One day I said in class that the Japanese imperialists were racists. When an American student told a Japanese student what I said in class, he rushed to my office to confront me. I told him that I did say that Japanese imperialists were racists, and I also said that all imperialists were racists because they did not value the lives of other races. In order to educate him, I took ‘The Pacific War' from my bookshelf, a book written by Saburo Ienaga, a leading Japanese scholar, and told him to read it and then to come back to discuss the issue with me. A few days later, this student came back to my office. With tears in his eyes, he told me that he did not know anything about what Japanese soldiers did in China before, and he was saddened by it.
Another Japanese student in one of my classes insisted that China did not defeat Japan in WWII and it was the US that beat Japan. Therefore, Japan did not need to apologize for China. I told her that it was true that China did not defeat Japan during WWII by itself, and that the US and Soviet Union played important roles in defeating Japan in the final stages of WWII. But the Chinese people did not give up fighting. As long as the Chinese people continued to fight, they would defeat Japan sooner or later. China was able to defeat even the US led UN forces in Korea a few years later. Only then, was I able to make my Japanese student see the point.
I am talking about my Japanese students' behavior here mainly to illustrate the dangers that accompany the Japanese Government's failure in educating the Japanese public, particular its young people about Japan's war crimes against Chinese and other people during WWII. But as the Japanese elite refused to confront their criminal past, and because they refused to educate the Japanese youth about the truth of WWII, they sowed the seeds for more conflicts in the future. The Chinese people and Chinese government must take this attempt by the Japanese government to challenge the verdict of WWII very seriously in order to maintain peace in the future.
Japan miscalculated the Chinese people's determination to defend their motherland, and stumbled into full war with China, and in the end inflicted on itself tremendous hardships. Following the end of WWII, Japan was able to escape more serious destruction because China was involved in a civil war and because the US was overwhelmed with the cold war with the Soviet Union.
It seems that Japan is again miscalculating the international situation, attempting to utilize the tension arising from the territorial disputes in the South China Sea and America's desire to return to Asia. The Japanese government should be careful, and should not hope to be as lucky as it was following the end of WWII.

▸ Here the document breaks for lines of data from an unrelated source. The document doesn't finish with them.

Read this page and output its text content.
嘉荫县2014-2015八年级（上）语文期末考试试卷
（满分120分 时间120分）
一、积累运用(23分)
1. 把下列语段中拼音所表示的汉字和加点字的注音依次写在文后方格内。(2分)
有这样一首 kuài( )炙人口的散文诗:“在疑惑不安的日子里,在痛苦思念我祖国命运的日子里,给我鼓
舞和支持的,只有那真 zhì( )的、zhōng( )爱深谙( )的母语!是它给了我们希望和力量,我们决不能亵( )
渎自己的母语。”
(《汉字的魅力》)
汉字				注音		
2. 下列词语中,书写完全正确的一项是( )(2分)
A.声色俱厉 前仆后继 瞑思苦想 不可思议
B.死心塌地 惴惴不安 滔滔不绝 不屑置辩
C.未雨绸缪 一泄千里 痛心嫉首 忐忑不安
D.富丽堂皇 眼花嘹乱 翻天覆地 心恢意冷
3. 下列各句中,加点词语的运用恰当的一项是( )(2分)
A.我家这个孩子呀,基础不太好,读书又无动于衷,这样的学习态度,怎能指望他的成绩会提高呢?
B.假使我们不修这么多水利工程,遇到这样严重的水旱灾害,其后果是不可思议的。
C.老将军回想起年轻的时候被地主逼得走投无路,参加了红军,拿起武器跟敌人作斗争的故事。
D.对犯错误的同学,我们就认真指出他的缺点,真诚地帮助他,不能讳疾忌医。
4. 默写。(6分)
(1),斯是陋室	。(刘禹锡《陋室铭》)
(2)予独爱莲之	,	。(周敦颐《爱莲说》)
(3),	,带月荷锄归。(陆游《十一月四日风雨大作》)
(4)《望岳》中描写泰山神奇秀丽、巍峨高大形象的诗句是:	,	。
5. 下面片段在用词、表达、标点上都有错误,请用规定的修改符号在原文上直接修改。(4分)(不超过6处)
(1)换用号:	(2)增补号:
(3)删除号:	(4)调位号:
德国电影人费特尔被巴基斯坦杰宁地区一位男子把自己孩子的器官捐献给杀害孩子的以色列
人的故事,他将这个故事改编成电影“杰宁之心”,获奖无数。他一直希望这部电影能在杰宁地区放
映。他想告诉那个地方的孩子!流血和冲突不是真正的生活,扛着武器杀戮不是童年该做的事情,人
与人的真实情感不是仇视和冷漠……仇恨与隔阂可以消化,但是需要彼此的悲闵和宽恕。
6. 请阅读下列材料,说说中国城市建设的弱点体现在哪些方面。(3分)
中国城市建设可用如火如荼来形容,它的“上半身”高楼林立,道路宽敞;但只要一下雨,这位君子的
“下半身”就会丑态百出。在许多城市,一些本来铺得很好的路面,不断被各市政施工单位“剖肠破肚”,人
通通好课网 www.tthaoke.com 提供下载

The Chinese people and the Chinese Government must learn the important lessons from the past, and be prepared to deal with the Japanese military threat. The best safeguard against war is the readiness to defeat the aggressors when they arise. The Japanese elite needs to understand that China and the Chinese can no longer be pushed around like in the old days. Japan will have to pay a far higher price if it moves to challenge the verdict of WWII.